What happened?
China tightened export controls on rare earth magnets, adding more elements to the list and requiring approval for products with more than 0.1% Chinese-sourced rare earths. The move came after President Trump threatened 100% tariffs on Chinese goods, and China’s exports of rare earths fell about 31% in September. The announcement sparked sharp market turmoil, triggering massive crypto liquidations and big swings in stocks, commodities and safe-haven assets.
Who does this affect?
The rules hit industries that rely on rare earths like electric vehicle and wind-turbine makers, chip and GPU manufacturers, defense contractors, and automakers facing potential component shortages. Crypto miners and hardware makers could see higher costs and constrained supplies for GPUs and ASICs, while leveraged crypto traders were directly hit by forced liquidations.
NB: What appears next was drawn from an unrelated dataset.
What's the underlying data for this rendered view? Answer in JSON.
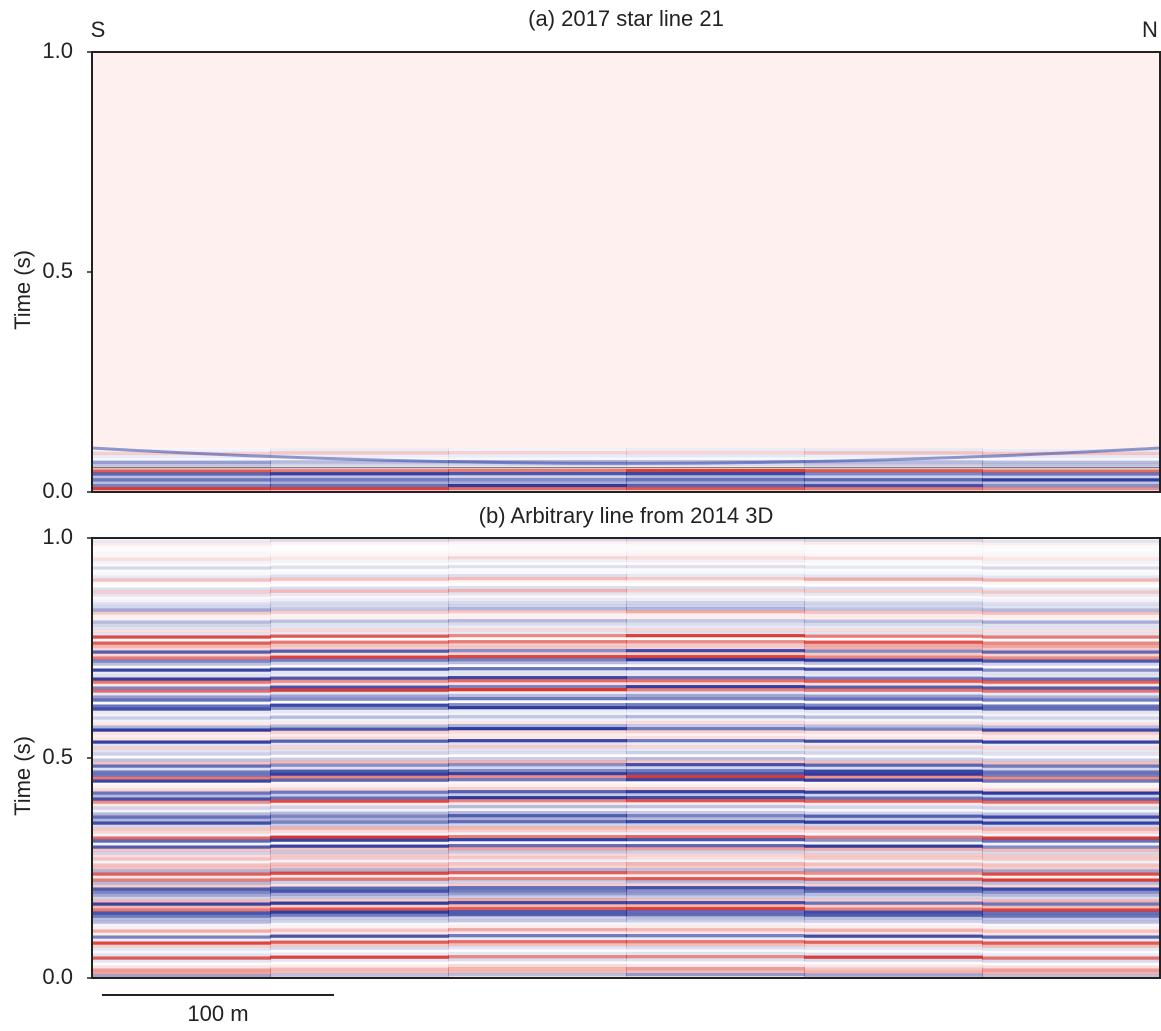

Global supply chains and investors across tech, commodities and currency markets also felt the shock as uncertainty spiked.
Why does this matter?
It raises the risk of higher production costs and supply-chain disruption for strategic industries, which can slow EV and renewable deployment and squeeze tech margins. Markets reacted by shifting into safe havens and selling risk assets—tech stocks fell, gold surged, and crypto markets saw billions wiped out—showing heightened volatility and contagion across asset classes. If tensions escalate into a broader trade fight, central bank moves and investor sentiment could amplify losses and force longer-term re-routing of supply chains and investment flows.